Ночью перед нашим выступлением из Джеммы — это было накануне второго сражения под Газой — мы славно потолковали с Лалом. На рассвете артиллерия должна была в течение часа обстреливать Али- Мунтар и оборонительные укрепления Газы, а потом три пехотные дивизии Восточной группы — пятьдесят вторая, пятьдесят третья и пятьдесят четвертая — должны были идти в наступление и занять позиции противника.

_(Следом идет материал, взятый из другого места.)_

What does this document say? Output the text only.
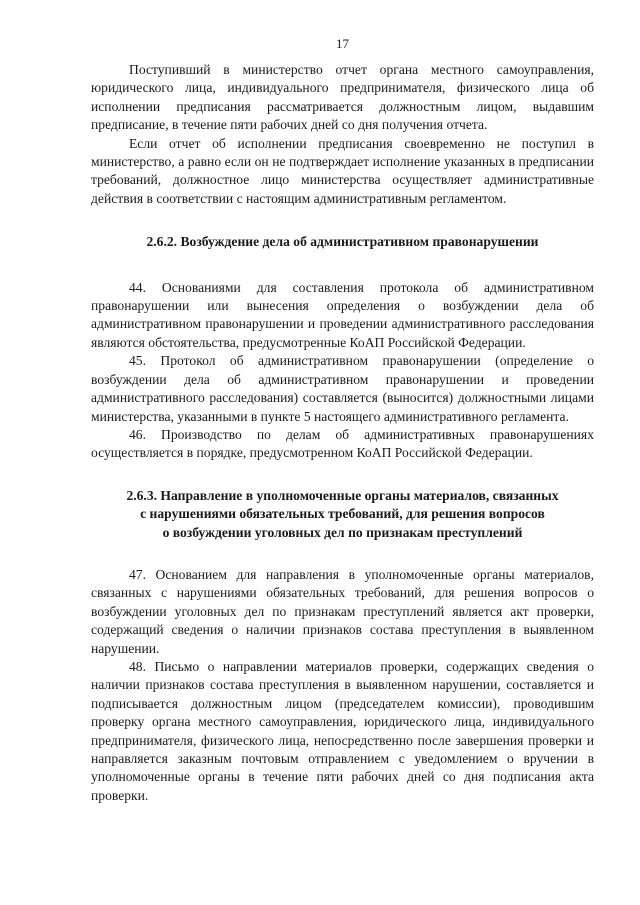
17

Поступивший в министерство отчет органа местного самоуправления, юридического лица, индивидуального предпринимателя, физического лица об исполнении предписания рассматривается должностным лицом, выдавшим предписание, в течение пяти рабочих дней со дня получения отчета.

Если отчет об исполнении предписания своевременно не поступил в министерство, а равно если он не подтверждает исполнение указанных в предписании требований, должностное лицо министерства осуществляет административные действия в соответствии с настоящим административным регламентом.

2.6.2. Возбуждение дела об административном правонарушении

44. Основаниями для составления протокола об административном правонарушении или вынесения определения о возбуждении дела об административном правонарушении и проведении административного расследования являются обстоятельства, предусмотренные КоАП Российской Федерации.

45. Протокол об административном правонарушении (определение о возбуждении дела об административном правонарушении и проведении административного расследования) составляется (выносится) должностными лицами министерства, указанными в пункте 5 настоящего административного регламента.

46. Производство по делам об административных правонарушениях осуществляется в порядке, предусмотренном КоАП Российской Федерации.

2.6.3. Направление в уполномоченные органы материалов, связанных
с нарушениями обязательных требований, для решения вопросов
о возбуждении уголовных дел по признакам преступлений

47. Основанием для направления в уполномоченные органы материалов, связанных с нарушениями обязательных требований, для решения вопросов о возбуждении уголовных дел по признакам преступлений является акт проверки, содержащий сведения о наличии признаков состава преступления в выявленном нарушении.

48. Письмо о направлении материалов проверки, содержащих сведения о наличии признаков состава преступления в выявленном нарушении, составляется и подписывается должностным лицом (председателем комиссии), проводившим проверку органа местного самоуправления, юридического лица, индивидуального предпринимателя, физического лица, непосредственно после завершения проверки и направляется заказным почтовым отправлением с уведомлением о вручении в уполномоченные органы в течение пяти рабочих дней со дня подписания акта проверки.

Имперской конной дивизии и третьей бригаде легкой кавалерии, в том числе и нашему полку, было поручено атаковать южные редуты противника, занять их и держаться, чтобы не пропустить к туркам подкреплений.
Мы подъехали к вади и спешились; лошадей оставили в вади, а сами в ожидании рассвета забрались в ячмень. Ячмень был не выше фута и не мог служить хорошим укрытием, а турецкие снайперы открыли огонь. Потом по ту сторону Газы загрохотали орудия — этот час показался мне целой вечностью, миссис Гауг. Мы попали под хороший пулеметный душ, и нам ничего не оставалось, как лежать не шевелясь, пока не пришел приказ о наступлении. Бог ты мой, видели бы вы, как вскочили ребята, когда был дан сигнал! Первый аванпост мы взяли еще среди бела дня и двинулись дальше; захватили высоту, и тут турки стали палить по нас из чего попало — прямо засыпали снарядами, шрапнелью, бомбами. Я увидел Лала в самой гуще. Людей так и косило вокруг него.
Мы выкурили турок из нескольких неглубоких траншей и одиночных окопчиков и находились уже на расстоянии примерно тысячи двухсот ярдов от позиции, которую надо было занять. Между нашей высотой и турецкими укреплениями тянулась полоса голой земли, которую пересекал вади. Турки пристрелялись к высоте и решили стереть нас с лица земли. Мы попали в мешок. Слышали бы вы, как грохотала артиллерия за Али-Мунтаром! Весь день нам пришлось проторчать на этой высоте. Если бы к нам подтащили хоть часть пушек, мы, пожалуй, разделались бы с турками. Но наши гочкисы и пулеметы до них не доставали. А тут турки получили прорву подкреплений, и к наступлению темноты нам было приказано отойти.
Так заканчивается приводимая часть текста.